This story is over 5 years old.


Long-Overdue Haitian Elections Marked by Violence and Delays

The elections have been repeatedly postponed since president Michel Martelly's election in 2011.
Image of legislative elections in Haiti in 2006 via Wikimedia Commons

Some 20 polling stations were forced to close early Sunday, after the first round of Haiti's long-delayed parliamentary elections turned violent.

According to the Provisional Electoral Council (CEP) — the commission tasked with overseeing the election — four percent of the country's 1,500 polling stations were "affected" by various disruptions.

Local daily Le Nouvelliste reported that protesters had knocked over polling booths in three of the stations, scattering ballots on the floor. In other stations, voting was slowed down by major administrative delays.


The vote — which has been delayed for four years — went ahead despite a tense political climate, with 1,855 candidates vying for 139 seats in parliament.

For many Haitians, access to a polling station can be as difficult as access to clean water or electricity in a country where infrastructure is still crippled by the devastating 2010 earthquake that killed upwards of 230,000 people.

During a press conference on Sunday evening, CEP president Pierre-Louis Opont said that the unrest had prevented 290,000 of Haiti's 6 million registered voters from casting their ballots. The CEP is due to meet Wednesday to discuss whether a new round of voting will be scheduled for areas where voting was hindered by violence.

Related: Five Years After Devastating Haiti Earthquake, Protesters Want President Martelly to Resign

Despite the disturbances, the CEP said it was "overall satisfied" with the election — a sentiment echoed by Haitian Prime Minister Evans Paul, who commended the work of the country's police force.

Paul announced on the eve of the election that an extra 12,000 police officers would be mobilized throughout the country to "take action against troublemakers."

Officials were determined to avoid the chaos of the 2010 presidential elections, when protesters took to the streets of Haiti's capital Port-au-Prince over rumored electoral fraud.

Speaking in New York on August 7, United Nations Secretary General Ban Ki-moon described the election as "a major milestone for democracy" in Haiti. Haiti's police are being supported by 2,500 UN police and 2,370 peacekeepers from the MINUSTAH — the UN's stabilization mission in Haiti. The Haitian government has also allocated $16 million to election security and political party financing.


The parliamentary election is the first step in a long political process, which will also see Haitians voting for "1,280 representatives for local administrations, 140 mayors and for the president" by the end of 2015. The parliamentary election will restore the country's parliament, which was dissolved back in January.


According to a survey carried out by the Haiti Press Network (HPN), nearly 54 percent of surveyed Haitians said they intended to "perform their civic duty" in the first round of voting, with a further 24 percent claiming they were "not interested in the elections."

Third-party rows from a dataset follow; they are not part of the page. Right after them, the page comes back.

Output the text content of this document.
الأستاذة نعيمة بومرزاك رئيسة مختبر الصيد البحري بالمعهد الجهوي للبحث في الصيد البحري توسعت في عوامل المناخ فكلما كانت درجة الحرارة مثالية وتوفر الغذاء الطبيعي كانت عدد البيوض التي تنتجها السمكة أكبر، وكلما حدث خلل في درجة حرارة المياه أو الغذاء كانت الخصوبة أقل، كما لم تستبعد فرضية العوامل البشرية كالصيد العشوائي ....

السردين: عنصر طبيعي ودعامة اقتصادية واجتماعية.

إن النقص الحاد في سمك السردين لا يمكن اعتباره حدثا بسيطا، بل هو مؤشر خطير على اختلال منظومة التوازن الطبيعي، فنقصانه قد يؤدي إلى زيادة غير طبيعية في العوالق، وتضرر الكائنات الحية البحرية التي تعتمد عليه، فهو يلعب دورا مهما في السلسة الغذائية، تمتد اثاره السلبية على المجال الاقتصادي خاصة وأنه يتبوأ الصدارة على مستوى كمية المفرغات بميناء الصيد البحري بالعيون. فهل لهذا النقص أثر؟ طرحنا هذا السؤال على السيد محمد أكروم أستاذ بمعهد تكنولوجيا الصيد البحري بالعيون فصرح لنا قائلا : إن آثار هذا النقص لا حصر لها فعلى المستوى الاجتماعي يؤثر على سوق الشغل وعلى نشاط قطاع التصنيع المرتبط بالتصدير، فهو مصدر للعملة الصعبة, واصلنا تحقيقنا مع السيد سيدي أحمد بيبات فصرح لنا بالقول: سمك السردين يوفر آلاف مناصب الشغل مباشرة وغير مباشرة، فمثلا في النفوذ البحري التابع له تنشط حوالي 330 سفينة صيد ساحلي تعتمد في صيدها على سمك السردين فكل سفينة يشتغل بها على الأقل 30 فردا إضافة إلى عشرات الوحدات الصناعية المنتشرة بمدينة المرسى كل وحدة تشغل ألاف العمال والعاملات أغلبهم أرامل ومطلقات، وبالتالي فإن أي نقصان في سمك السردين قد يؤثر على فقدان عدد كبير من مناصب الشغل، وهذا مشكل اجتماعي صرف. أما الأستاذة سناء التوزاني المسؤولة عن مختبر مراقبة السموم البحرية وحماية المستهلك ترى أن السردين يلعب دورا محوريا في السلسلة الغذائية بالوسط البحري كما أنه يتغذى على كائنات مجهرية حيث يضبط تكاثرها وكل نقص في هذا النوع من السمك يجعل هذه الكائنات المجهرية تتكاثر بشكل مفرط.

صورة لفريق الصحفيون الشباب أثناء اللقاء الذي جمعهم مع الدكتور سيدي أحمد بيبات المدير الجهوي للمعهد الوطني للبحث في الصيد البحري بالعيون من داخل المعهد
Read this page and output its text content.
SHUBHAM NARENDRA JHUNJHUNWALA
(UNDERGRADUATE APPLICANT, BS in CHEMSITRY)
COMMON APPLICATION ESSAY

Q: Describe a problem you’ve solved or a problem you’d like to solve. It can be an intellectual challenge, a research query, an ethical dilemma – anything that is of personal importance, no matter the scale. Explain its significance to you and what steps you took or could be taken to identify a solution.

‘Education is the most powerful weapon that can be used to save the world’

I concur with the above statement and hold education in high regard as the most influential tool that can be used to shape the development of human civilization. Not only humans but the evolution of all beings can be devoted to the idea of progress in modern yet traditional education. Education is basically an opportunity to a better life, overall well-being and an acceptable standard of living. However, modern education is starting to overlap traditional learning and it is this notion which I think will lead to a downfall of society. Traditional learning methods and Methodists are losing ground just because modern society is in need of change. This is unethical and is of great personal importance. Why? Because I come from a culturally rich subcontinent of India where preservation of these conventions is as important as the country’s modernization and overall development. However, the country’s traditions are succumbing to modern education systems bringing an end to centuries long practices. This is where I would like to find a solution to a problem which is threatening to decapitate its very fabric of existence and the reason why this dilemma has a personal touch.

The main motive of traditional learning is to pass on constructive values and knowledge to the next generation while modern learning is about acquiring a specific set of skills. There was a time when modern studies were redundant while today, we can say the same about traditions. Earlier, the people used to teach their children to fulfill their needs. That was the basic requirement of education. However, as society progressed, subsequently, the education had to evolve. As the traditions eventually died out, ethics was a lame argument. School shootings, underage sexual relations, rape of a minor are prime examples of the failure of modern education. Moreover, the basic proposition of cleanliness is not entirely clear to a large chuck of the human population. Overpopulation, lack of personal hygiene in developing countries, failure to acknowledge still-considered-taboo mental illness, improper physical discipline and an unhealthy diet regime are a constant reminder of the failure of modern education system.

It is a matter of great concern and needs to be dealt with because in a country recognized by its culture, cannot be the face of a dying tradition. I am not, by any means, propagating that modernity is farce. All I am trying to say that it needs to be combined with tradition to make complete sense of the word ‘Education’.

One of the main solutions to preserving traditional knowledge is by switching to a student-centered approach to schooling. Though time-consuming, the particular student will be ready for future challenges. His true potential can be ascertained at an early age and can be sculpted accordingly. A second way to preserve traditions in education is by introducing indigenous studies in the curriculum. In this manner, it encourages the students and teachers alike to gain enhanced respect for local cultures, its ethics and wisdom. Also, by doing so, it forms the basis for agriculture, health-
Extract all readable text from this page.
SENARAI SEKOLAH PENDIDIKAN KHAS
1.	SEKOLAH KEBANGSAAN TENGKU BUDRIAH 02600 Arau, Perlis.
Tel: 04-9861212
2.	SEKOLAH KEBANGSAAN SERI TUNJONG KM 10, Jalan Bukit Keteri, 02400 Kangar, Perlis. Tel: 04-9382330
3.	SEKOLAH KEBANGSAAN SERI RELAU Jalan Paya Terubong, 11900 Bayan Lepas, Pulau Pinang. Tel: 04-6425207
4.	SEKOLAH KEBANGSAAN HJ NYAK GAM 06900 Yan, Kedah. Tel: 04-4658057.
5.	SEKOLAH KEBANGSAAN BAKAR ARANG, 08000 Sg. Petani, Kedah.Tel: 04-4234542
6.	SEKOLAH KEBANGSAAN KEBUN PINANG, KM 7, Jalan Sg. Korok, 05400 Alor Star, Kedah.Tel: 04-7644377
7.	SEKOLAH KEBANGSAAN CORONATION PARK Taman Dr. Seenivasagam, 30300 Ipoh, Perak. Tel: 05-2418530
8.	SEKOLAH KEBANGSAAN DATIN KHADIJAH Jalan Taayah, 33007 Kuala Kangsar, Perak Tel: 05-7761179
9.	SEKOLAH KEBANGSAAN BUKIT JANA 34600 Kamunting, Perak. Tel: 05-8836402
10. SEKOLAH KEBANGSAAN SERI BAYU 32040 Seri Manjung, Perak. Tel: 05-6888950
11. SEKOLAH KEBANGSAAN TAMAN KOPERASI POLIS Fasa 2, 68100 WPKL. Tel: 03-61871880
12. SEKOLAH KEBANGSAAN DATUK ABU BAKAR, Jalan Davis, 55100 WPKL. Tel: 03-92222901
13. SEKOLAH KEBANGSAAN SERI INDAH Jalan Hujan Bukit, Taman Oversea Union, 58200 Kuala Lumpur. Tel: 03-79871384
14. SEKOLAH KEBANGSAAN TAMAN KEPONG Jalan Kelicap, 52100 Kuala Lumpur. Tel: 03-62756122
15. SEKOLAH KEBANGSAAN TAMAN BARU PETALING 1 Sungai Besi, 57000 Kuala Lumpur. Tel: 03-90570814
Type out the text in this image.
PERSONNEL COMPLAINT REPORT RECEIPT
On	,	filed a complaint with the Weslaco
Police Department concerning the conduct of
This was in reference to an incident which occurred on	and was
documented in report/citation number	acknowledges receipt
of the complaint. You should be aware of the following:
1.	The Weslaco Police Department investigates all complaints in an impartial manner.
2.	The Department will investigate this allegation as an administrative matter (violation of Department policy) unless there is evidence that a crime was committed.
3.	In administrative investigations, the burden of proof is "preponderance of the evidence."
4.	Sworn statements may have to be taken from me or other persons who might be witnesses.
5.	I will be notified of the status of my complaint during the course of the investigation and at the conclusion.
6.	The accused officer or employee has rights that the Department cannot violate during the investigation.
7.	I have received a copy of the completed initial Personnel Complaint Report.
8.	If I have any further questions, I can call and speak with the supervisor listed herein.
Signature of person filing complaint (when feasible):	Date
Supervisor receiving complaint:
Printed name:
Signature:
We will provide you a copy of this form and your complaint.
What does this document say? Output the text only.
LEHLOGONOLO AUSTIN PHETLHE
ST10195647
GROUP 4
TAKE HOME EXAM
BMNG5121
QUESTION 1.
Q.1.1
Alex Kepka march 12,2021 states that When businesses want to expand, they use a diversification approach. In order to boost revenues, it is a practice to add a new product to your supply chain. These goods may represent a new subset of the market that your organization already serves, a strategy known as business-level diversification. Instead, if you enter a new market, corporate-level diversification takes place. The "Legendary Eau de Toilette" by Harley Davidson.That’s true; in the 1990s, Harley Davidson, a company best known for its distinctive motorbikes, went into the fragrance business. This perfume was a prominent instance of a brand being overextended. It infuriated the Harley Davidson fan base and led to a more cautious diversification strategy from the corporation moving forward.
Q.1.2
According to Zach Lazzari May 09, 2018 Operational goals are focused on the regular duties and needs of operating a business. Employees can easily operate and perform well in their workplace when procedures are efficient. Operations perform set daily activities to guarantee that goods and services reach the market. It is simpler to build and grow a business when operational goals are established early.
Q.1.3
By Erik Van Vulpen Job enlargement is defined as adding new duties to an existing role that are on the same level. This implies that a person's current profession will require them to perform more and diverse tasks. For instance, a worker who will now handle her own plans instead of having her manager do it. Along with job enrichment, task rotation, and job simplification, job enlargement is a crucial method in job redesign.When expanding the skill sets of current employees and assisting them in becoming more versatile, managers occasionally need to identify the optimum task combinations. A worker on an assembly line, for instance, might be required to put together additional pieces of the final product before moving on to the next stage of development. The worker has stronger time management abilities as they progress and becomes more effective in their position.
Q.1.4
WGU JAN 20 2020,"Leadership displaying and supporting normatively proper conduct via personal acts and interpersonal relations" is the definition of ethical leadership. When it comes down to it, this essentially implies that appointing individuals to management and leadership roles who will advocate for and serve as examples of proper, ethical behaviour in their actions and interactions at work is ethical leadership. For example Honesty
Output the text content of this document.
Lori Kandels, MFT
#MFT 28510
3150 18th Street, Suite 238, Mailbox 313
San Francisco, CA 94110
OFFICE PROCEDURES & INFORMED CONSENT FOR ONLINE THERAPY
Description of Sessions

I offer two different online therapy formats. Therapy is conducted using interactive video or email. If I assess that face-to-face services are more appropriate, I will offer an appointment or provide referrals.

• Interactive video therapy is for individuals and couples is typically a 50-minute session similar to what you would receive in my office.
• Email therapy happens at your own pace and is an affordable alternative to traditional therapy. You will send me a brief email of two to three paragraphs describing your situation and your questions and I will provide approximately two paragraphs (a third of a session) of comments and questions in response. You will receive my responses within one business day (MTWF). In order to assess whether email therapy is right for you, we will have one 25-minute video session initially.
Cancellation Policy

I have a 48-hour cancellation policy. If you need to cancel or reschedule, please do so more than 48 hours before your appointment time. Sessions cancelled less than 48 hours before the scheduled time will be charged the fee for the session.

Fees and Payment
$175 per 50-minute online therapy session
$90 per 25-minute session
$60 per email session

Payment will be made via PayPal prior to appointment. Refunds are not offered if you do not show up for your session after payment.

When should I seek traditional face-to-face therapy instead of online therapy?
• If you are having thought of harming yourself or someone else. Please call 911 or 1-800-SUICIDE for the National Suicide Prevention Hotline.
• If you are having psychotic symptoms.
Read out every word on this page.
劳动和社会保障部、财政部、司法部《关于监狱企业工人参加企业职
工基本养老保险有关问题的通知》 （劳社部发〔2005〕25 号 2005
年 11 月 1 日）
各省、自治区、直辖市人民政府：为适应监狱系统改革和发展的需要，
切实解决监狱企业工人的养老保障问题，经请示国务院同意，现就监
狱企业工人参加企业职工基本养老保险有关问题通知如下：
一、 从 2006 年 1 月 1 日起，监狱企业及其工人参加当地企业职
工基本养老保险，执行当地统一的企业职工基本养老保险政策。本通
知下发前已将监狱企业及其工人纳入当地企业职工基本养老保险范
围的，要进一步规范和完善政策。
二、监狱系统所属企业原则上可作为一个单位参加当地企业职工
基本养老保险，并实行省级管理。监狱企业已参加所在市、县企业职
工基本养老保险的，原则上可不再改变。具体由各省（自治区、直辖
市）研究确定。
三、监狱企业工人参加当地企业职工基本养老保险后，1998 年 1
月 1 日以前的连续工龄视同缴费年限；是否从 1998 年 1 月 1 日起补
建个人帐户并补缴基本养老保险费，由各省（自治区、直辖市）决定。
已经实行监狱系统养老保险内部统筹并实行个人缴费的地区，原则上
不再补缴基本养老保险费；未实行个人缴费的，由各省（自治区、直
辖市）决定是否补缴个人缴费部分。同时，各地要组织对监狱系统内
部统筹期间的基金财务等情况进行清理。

Twenty percent of voters said they did "not know enough" about the candidates.

Haiti's National Human Rights Defense Network (RNNDH) said it had observed "physical assaults, assassinations and beatings," since the start of the electoral campaign. According to the RNNDH, many in Haiti's political class have blatantly flouted the rules of "fair play," thereby fostering a violent and poisonous atmosphere in the lead-up to the election.

In a report released on August 5, the RNNDH said that three men had been shot on July 22 as they were putting up posters in a town in the west of the country. Four other campaigners were reportedly injured during the attack, which was carried out by three unidentified individuals who fled the scene on a motorcycle.

Related: In Photos: Haiti Opposition Groups Launch New Round of Street Protests


The long-awaited election has been postponed several times since 2011, when Haitian musician Michel Martelly was elected president.

The lead-up to this year's elections consisted mostly of a face-off between the country's two main political parties — former President René Préval's Vérité (Truth) party and Martelly's PHTK (Parti Haïtien Tet Kale) party.

Over the past few months, Haiti has faced a massive influx of thousands of refugees from the neighboring Dominican Republic, as the Dominican government cracks down on Haitian immigration. According to the World Bank, Haiti is the poorest country in Latin America.

The results of the election's first round are expected to be released within the next ten days, before a second round runoff.